I didn’t want to keep my old name, and I didn’t like its feminine version for me (if it is your name that is awesome, I just needed a cleaner break). So I needed to find something different.
My mother didn’t have any suggestions for what I would have been called if I’d been AFAB. The names that were most popular - or of equivalent popularity to my old name - in the year or decade I was born didn’t feel right for me (see above comment if they are your name). And I didn’t want a namespace collision with any friends or partners-of-friends. So I couldn’t be Sarah.

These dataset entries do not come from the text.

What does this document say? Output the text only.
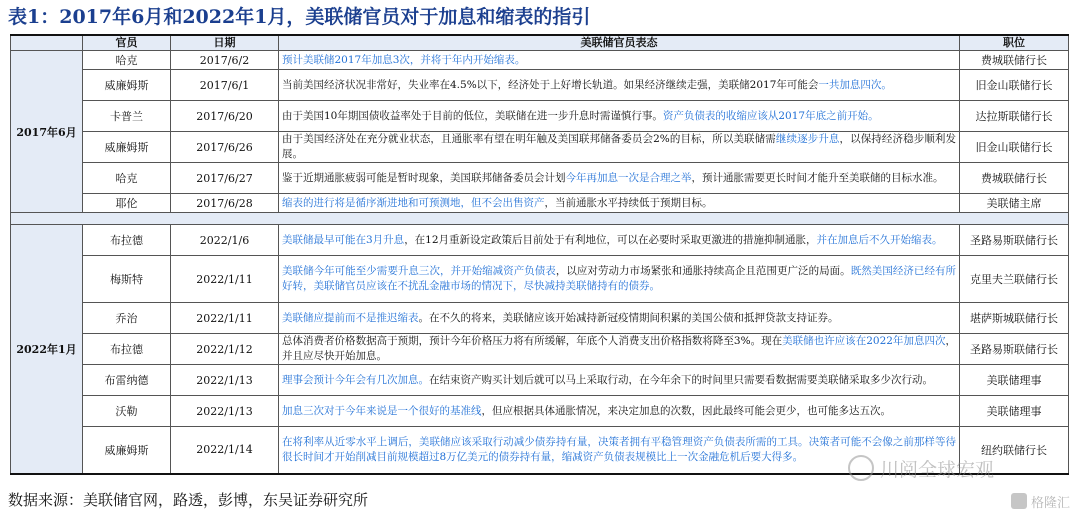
表1：2017年6月和2022年1月，美联储官员对于加息和缩表的指引
	官员	日期	美联储官员表态	职位
2017年6月	哈克	2017/6/2	预计美联储2017年加息3次，并将于年内开始缩表。	费城联储行长
	威廉姆斯	2017/6/1	当前美国经济状况非常好，失业率在4.5%以下，经济处于上好增长轨道。如果经济继续走强，美联储2017年可能会一共加息四次。	旧金山联储行长
	卡普兰	2017/6/20	由于美国10年期国债收益率处于目前的低位，美联储在进一步升息时需谨慎行事。资产负债表的收缩应该从2017年底之前开始。	达拉斯联储行长
	威廉姆斯	2017/6/26	由于美国经济处在充分就业状态，且通胀率有望在明年触及美国联邦储备委员会2%的目标，所以美联储需继续逐步升息，以保持经济稳步顺利发展。	旧金山联储行长
	哈克	2017/6/27	鉴于近期通胀疲弱可能是暂时现象，美国联邦储备委员会计划今年再加息一次是合理之举，预计通胀需要更长时间才能升至美联储的目标水准。	费城联储行长
	耶伦	2017/6/28	缩表的进行将是循序渐进地和可预测地，但不会出售资产，当前通胀水平持续低于预期目标。	美联储主席

2022年1月	布拉德	2022/1/6	美联储最早可能在3月升息，在12月重新设定政策后目前处于有利地位，可以在必要时采取更激进的措施抑制通胀，并在加息后不久开始缩表。	圣路易斯联储行长
	梅斯特	2022/1/11	美联储今年可能至少需要升息三次，并开始缩减资产负债表，以应对劳动力市场紧张和通胀持续高企且范围更广泛的局面。既然美国经济已经有所好转，美联储官员应该在不扰乱金融市场的情况下，尽快减持美联储持有的债券。	克里夫兰联储行长
	乔治	2022/1/11	美联储应提前而不是推迟缩表。在不久的将来，美联储应该开始减持新冠疫情期间积累的美国公债和抵押贷款支持证券。	堪萨斯城联储行长
	布拉德	2022/1/12	总体消费者价格数据高于预期，预计今年价格压力将有所缓解，年底个人消费支出价格指数将降至3%。现在美联储也许应该在2022年加息四次，并且应尽快开始加息。	圣路易斯联储行长
	布雷纳德	2022/1/13	理事会预计今年会有几次加息。在结束资产购买计划后就可以马上采取行动，在今年余下的时间里只需要看数据需要美联储采取多少次行动。	美联储理事
	沃勒	2022/1/13	加息三次对于今年来说是一个很好的基准线，但应根据具体通胀情况，来决定加息的次数，因此最终可能会更少，也可能多达五次。	美联储理事
	威廉姆斯	2022/1/14	在将利率从近零水平上调后，美联储应该采取行动减少债券持有量，决策者拥有平稳管理资产负债表所需的工具。决策者可能不会像之前那样等待很长时间才开始削减目前规模超过8万亿美元的债券持有量，缩减资产负债表规模比上一次金融危机后要大得多。	纽约联储行长
川阅全球宏观
数据来源：美联储官网，路透，彭博，东吴证券研究所	格隆汇
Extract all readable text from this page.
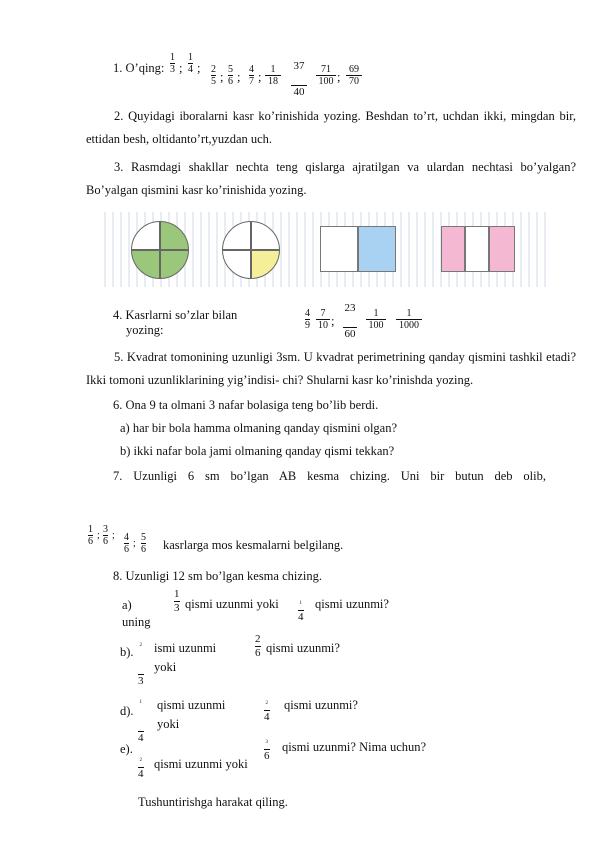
1. O’qing: $\frac{1}{3}$ ; $\frac{1}{4}$ ; $\frac{2}{5}$ ; $\frac{5}{6}$ ; $\frac{4}{7}$ ; $\frac{1}{18} \frac{37}{40} \frac{71}{100}$ ; $\frac{69}{70}$

2. Quyidagi iboralarni kasr ko’rinishida yozing. Beshdan to’rt, uchdan ikki, mingdan bir, ettidan besh, oltidanto’rt,yuzdan uch.

3. Rasmdagi shakllar nechta teng qislarga ajratilgan va ulardan nechtasi bo’yalgan? Bo’yalgan qismini kasr ko’rinishida yozing.

4. Kasrlarni so’zlar bilan
yozing:	$\frac{4}{9} \frac{7}{10}$ ; $\frac{23}{60} \frac{1}{100} \frac{1}{1000}$

5. Kvadrat tomonining uzunligi 3sm. U kvadrat perimetrining qanday qismini tashkil etadi? Ikki tomoni uzunliklarining yig’indisi- chi? Shularni kasr ko’rinishda yozing.

6. Ona 9 ta olmani 3 nafar bolasiga teng bo’lib berdi.
a) har bir bola hamma olmaning qanday qismini olgan?
b) ikki nafar bola jami olmaning qanday qismi tekkan?
7. Uzunligi 6 sm bo’lgan AB kesma chizing. Uni bir butun deb olib,
$\frac{1}{6}$ ; $\frac{3}{6}$ ; $\frac{4}{6}$ ; $\frac{5}{6}$ kasrlarga mos kesmalarni belgilang.
8. Uzunligi 12 sm bo’lgan kesma chizing.
a)
uning
$\frac{1}{3}$ qismi uzunmi yoki	1
4
qismi uzunmi?
b).	2
3
ismi uzunmi
yoki
$\frac{2}{6}$ qismi uzunmi?
d).
1
4
qismi uzunmi
yoki
2
4
qismi uzunmi?
e).
2
4
qismi uzunmi yoki
3
6
qismi uzunmi? Nima uchun?
Tushuntirishga harakat qiling.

Having been forcibly ejected from my previous sense of self I was desperate to reclaim some sort of meaning and connection to a name for my actual self. Names that alluded to animals or qualities I liked sounded like I was trying to self-insert into The Ring Cycle or I had quaffed deeply from the inkhorn.
I tried finding names that had suffix collisions of various lengths within and across various cryptographic hash algorithms with my old name but to no avail. Then I realised that I should probably keep my first initial to make it easier to identify older art and writing and to make the inevitable Wikipedia deadnaming a harder sell. Which made the search namespace even smaller.
Finally I realised that I could extract a name from the handle that I had used in CaveTwitter, which I had already feminized in private chats as part of my first tentative steps forward. It had been rheoplex, and now it was rheaplex. So: Rhea. I wasn’t thinking in terms of precedents, my apologies to Rhea Perlman and Rhea Ripley. And I certainly wasn’t trying to hopscotch into the venn diagram circle of transfem names that are taken from grandiose mythological figures. I just sort of ended up there by accident.
Oops.
I’ve been Rhea for four years in private and three years publicly. It would have been less, but I accelerated my public transition when my art started getting more attention and I didn’t want my deadname getting baked into anything more than it already was. And the company I was working with at the time were very supportive, which I had been told they would be but it was still amazing to experience.
I like Rhea as my name. It fits. So I sits.